“Karhide is not a nation but a family quarrel.” — Ursula LeGuin, The Left Hand of Darkness
A group of politically- fueled friends consuming a few beers at a local brewery engaged in a spirited debate about whether we Americans live in a true democracy. They went back and forth asserting their positions, arguing how terminology makes all the difference. Qualifiers like “direct” and “representative,” and “constitutional” were added to the word “democracy,” then batted back and forth like ping-pong balls. The idea of a republic briefly surfaced, only to be abducted by the political bad boys of socialism, aristocracy, oligarchy, dictatorship, and tyranny, resulting in a table-side arm-wrestling match.
I politely listened but stayed out of it. Instead, while the fray frazzled I googled the word “freedom.” I hoped that whatever form of government emerged as the most likely culprit for defining us as Americans, it would have to include this concept, and I wanted to be better informed about what freedom really means without simply launching into a refrain of Kris Kristofferson’s “Me and Bobby McGee.”
Unfortunately, my research proved unsatisfying, but if I’d have spoken up during the fray I’d have defended a different word, one that hadn’t yet surfaced, the notion that we are living in a idiocracy.
An online dictionary defines such a government as one “…that is based upon abstract theory,” but I much prefer the dictionary’s alternative usage: a government ruled by idiots.

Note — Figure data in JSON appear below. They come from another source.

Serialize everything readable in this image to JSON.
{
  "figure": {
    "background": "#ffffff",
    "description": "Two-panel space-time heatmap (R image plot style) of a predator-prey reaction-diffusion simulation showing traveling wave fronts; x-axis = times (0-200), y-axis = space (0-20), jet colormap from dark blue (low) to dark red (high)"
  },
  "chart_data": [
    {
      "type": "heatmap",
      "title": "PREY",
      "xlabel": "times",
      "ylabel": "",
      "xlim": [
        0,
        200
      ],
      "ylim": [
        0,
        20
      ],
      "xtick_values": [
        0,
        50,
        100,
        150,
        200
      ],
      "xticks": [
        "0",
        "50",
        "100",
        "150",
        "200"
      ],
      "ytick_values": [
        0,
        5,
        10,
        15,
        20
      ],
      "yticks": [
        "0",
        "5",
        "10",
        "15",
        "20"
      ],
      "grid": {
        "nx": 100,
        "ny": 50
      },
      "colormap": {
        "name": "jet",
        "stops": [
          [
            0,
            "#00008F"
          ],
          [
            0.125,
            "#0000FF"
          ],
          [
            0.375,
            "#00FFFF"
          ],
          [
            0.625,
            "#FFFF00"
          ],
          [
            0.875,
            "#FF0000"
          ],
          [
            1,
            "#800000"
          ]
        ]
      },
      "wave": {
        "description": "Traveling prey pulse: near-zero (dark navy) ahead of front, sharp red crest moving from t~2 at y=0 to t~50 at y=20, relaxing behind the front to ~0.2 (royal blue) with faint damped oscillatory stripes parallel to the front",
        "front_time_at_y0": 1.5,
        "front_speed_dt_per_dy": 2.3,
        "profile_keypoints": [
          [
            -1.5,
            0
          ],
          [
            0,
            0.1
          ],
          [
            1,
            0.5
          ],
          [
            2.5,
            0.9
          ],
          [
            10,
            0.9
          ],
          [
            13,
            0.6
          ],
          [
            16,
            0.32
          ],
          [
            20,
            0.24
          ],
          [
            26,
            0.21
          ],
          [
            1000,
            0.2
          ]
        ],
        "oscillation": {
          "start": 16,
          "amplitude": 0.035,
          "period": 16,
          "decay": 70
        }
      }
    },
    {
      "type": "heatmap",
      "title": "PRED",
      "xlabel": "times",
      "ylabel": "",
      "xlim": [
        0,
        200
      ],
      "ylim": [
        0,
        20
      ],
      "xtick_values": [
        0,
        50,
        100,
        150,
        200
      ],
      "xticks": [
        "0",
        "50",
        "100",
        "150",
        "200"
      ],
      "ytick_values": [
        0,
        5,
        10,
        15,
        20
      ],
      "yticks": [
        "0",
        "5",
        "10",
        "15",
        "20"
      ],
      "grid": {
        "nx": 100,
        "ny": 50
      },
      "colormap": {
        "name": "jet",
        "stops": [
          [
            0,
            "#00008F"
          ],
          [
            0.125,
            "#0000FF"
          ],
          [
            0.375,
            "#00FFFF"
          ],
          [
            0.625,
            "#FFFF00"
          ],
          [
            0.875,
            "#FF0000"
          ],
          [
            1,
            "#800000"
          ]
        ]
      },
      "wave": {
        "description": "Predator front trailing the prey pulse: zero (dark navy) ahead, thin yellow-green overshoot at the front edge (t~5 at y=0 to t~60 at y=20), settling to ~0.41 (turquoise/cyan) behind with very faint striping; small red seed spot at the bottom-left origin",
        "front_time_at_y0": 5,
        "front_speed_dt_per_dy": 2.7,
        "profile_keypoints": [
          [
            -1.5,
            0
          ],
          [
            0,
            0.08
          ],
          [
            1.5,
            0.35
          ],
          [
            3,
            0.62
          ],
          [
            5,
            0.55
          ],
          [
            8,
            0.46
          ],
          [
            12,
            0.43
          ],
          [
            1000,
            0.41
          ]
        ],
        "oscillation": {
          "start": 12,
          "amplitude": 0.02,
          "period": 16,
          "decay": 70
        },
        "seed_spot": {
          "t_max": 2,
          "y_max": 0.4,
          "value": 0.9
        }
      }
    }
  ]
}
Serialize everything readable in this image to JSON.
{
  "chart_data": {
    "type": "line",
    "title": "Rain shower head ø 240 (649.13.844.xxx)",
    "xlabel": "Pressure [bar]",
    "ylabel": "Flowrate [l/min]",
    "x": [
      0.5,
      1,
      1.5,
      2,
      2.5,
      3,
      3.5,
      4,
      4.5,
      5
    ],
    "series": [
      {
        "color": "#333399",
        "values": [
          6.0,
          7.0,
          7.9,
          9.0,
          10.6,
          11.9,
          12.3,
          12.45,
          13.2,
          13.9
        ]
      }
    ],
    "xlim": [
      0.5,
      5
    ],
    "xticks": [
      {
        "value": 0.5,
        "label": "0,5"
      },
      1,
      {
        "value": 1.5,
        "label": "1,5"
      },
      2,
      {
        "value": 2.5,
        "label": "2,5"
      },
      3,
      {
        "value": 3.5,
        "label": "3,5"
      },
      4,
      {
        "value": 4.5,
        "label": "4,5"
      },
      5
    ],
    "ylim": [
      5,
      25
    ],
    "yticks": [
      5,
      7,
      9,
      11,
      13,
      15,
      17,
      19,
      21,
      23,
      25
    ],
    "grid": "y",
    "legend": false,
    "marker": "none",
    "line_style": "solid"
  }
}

For the sake of clarification, I’ve constructed the following addendum for quick reference. It is not intended as a guide for living in a idiocracy, but more like a list of symptoms to help readers recognize how seriously the ideals we once held as necessary to form a more perfect union have deteriorated. You see, in a idiocracy…
…some citizens vote, but nearly half of them remain silent, often for fear of participating.
…voters in favor of ousting the ruling party are discouraged, simply by judging them ineligible. These voters — mostly minorities and working class — justifiably lack confidence that the people in charge don’t even notice they exist until an election takes place.
…entire urban districts are gerrymandered to lean heavily toward an outcome that favors one party, race, or class.
…foreign governments are invited to influence the election outcome, which is only a step away from having the foreigners themselves participate as members of the cabinet.
…aspiring public office holders launch political campaigns that require enormous influxes of cash, and the concept of “one dollar, one vote” converts too easily into successful election mathematics, legitimatizing a system of cash-flow politics.
…wealth multiplies influence, and lavish donations to the winning party result in cushy, too often unqualified public office appointments.
…criticism of the ruling class prompts government reprisals, starting with name-calling, then morphing into outright lies and language designed to ridicule and dehumanize, which swiftly transforms into policy resulting in mandates to detain or deport.
…injustice defends itself with a rousing refrain from its sweet anthem: “America: Love it or leave it.”
…the idea of voter fraud is fabricated instead of actually taking place. Frivolous lawsuits are filed in the courts, protest marches in favor of the ruling party are orchestrated, but evidence of any systemic effort to delegitimize the election fails to emerge despite its existence being publicized as fact.
…freedom of the press becomes an “optional” constitutional amendment, especially when the press reports investigations critical of the ruling party.
…transparency of governmental actions is tossed out the window, and then the window is replaced with brick.
…social media platforms — once valued for the contact they provide between friends and family — become blunt propaganda instruments for generating exposure to lies and manipulating the masses.
…“climate” is understood to be how comfortable the board room is during a meeting, and climate change is nothing more than some unauthorized person fiddling with the thermostat.
…legislated regulations for the safety of its citizens are haphazardly enforced, or repealed because they are deemed “unreasonable burdens” for the people who benefit by ignoring them.
Meanwhile, back at the bar the alcohol kept flowing and the political discussion boiled down to a sporting event: one side versus the other. The future leaned back in his chair, bored with the banter and beer. He suspected it doesn’t matter what people label any system of government. It would be known by its compassion or its terror, by its ability to accept responsibility for its failures or to shift blame by lying and covering them up. Like the sun, a system of government will predictably rise and then set, but it will inevitably earn its reputation.
In a idiocracy one thing is always certain: the idiot thinks he’s king.